Timolol comes in a variety of formats, but the one currently used at Great Ormond Street Hospital is a gel-forming solution called Timoptol®-LA 0.5% originally used for treating raised eye pressure. This gel-forming solution is used as it is easier to apply to the skin.

Are there any side effects with topical timolol treatment?

Topical administration of timolol is safe and side effects are extremely rare. However, you should report any of the following to your doctor as the dose of timolol may need to be altered or on very rare occasions, stopped. We will explain the side effects to you at the first consultation.

Very rare side effects:

  • bradycardia (slow heart rate)

  • hypotension (low blood pressure)

  • bronchspasm (temporary narrowing of the airway, leading to wheezing and coughing)

  • peripheral vasoconstriction (reduced blood flow to the extremities, such as fingers and toes, making them feel cold and turn a blue colour)

  • weakness and fatigue, showing as floppiness and disinterest in surroundings

  • sleep disturbance

  • hypoglycemia (low blood sugar)

If you have any concerns about these side effects, please discuss them with your doctor, nurse or pharmacist.

Are there any tests needed before starting timolol treatment?

If your child has more then five haemangiomas visible on the skin, we may carry out an abdominal ultrasound scan to look for haemangiomas deeper in the body.

Also, before starting treatment and at each visit after starting treatment, your child will have clinical photographs taken. If your baby was born prematurely, please let us know at your first appointment as this may affect the dose of timolol prescribed.

What dose should my child have?

The dose of topical timolol is one drop three times a day. You should apply the drop directly to the haemangioma and carefully spread it with your finger to cover the surface of haemangioma. Please wash your hands with soap and water before and after putting timolol on your child’s skin.

How long does the treatment last?

We expect treatment to continue for up to six months or one year. Your child will be reviewed each month after starting the treatment so the doctors can decide whether the topical treatment is working.

If topical treatment with beta-blockers is not sufficient to stop the haemangioma from growing, then an oral beta-blocker medication may be prescribed in selected cases.

What happens next?

Seventy per cent of haemangiomas will have disappeared completely by the age of five to seven years.

Depending on the size and location of the haemangioma, there may be little sign it ever existed.

Compiled by: 
The Birthmark Unit in collaboration with the Child and Family Information Group.
Last review date: 
June 2014
Ref: 
2014F1431

Disclaimer

Please read this information sheet from GOSH alongside the patient information leaflet (PIL) provided by the manufacturer.

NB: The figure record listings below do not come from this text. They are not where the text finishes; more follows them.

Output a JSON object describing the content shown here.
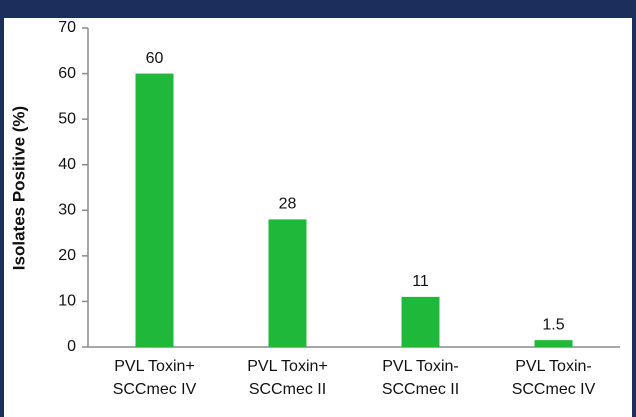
{
  "chart_data": {
    "type": "bar",
    "y_label": "Isolates Positive (%)",
    "categories": [
      "PVL Toxin+\nSCCmec  IV",
      "PVL Toxin+\nSCCmec  II",
      "PVL Toxin-\nSCCmec  II",
      "PVL Toxin-\nSCCmec  IV"
    ],
    "values": [
      60,
      28,
      11,
      1.5
    ],
    "color": "#1fb83a",
    "ylim": [
      0,
      70
    ],
    "yticks": [
      0,
      10,
      20,
      30,
      40,
      50,
      60,
      70
    ],
    "grid": false
  }
}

If you do not have a copy of the manufacturer’s patient information leaflet please talk to your pharmacist. A few products do not have a marketing authorisation (licence) as a medicine and therefore there is no PIL.

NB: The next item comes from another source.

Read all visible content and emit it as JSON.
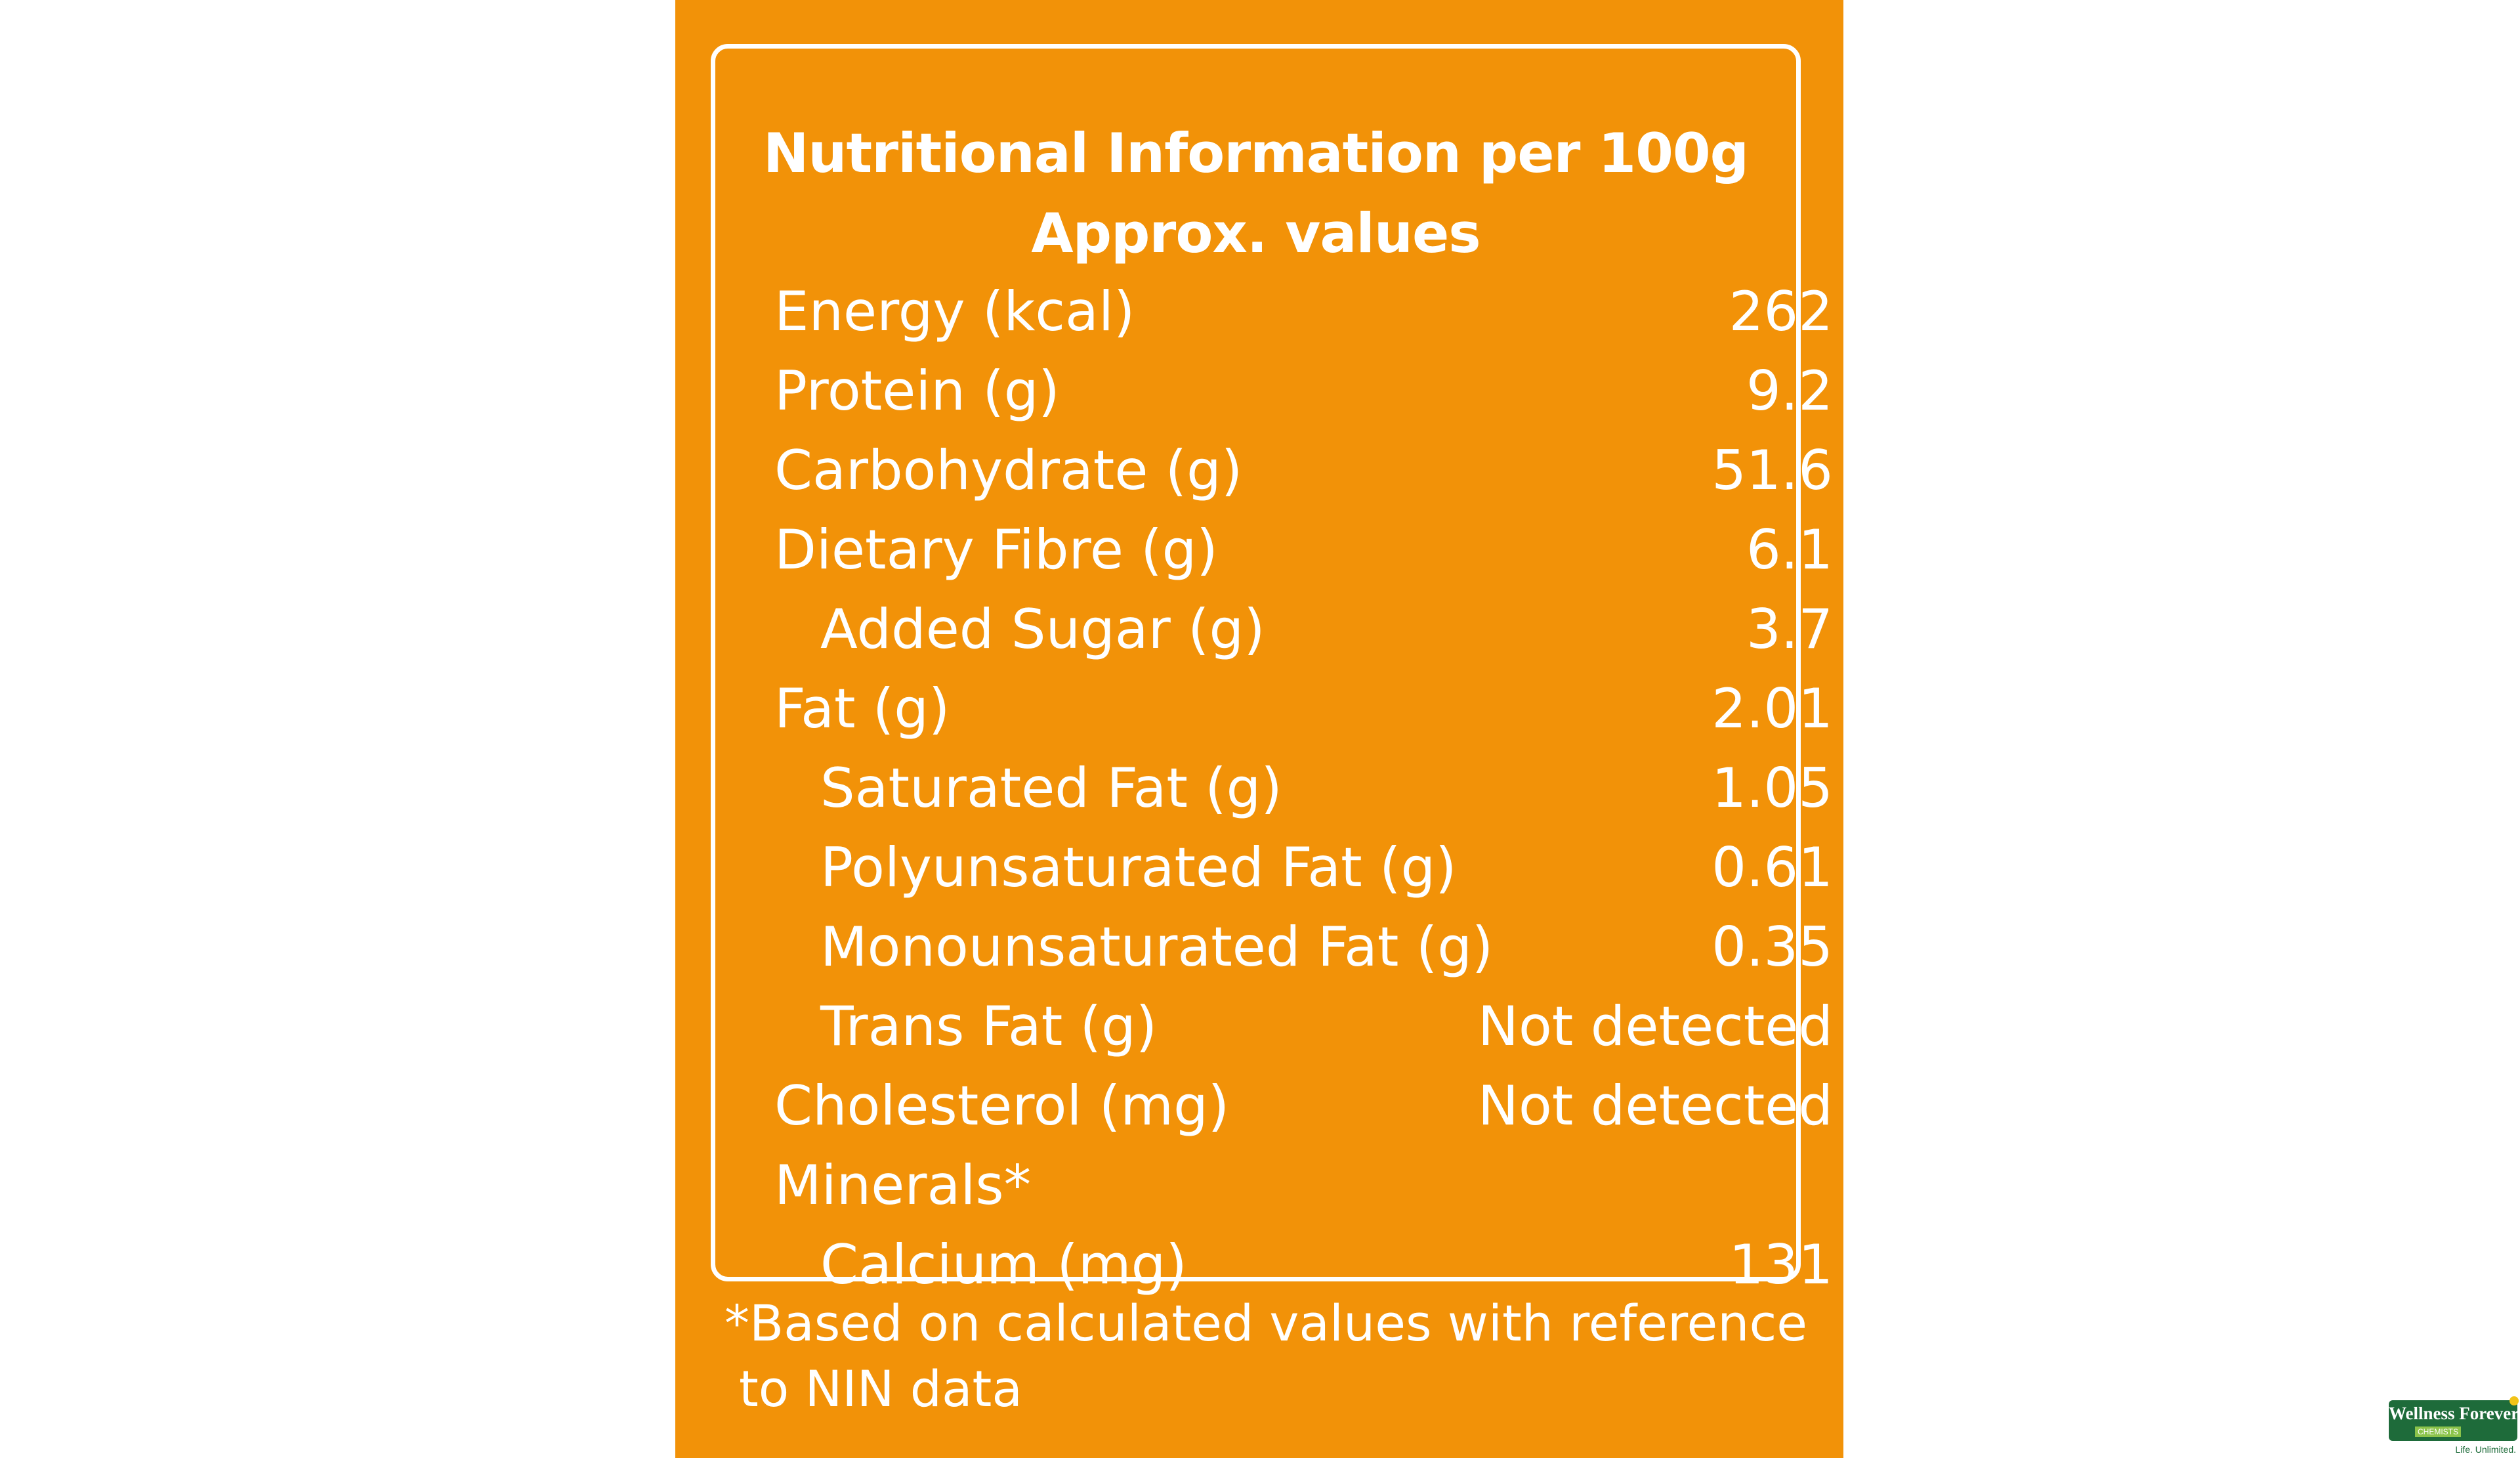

For children in particular, there may be conflicts of information between the manufacturer’s patient information leaflet (PIL) and guidance provided by GOSH and other healthcare providers. For example, some manufacturers may recommend, in the patient information leaflet, that a medicine is not given to children aged under 12 years. In most cases, this is because the manufacturer will recruit adults to clinical trials in the first instance and therefore the initial marketing authorisation (licence) only covers adults and older children.  

For new medicines, the manufacturer then has to recruit children and newborns into trials (unless the medicine is not going to be used in children and newborns) and subsequently amend the PIL with the approved information. Older medicines may have been used effectively for many years in children without problems but the manufacturer has not been required to collect data and amend the licence. This does not mean that it is unsafe for children and young people to be prescribed such a medicine ‘off-licence/off-label’. However, if you are concerned about any conflicts of information, please discuss with your doctor, nurse or pharmacist.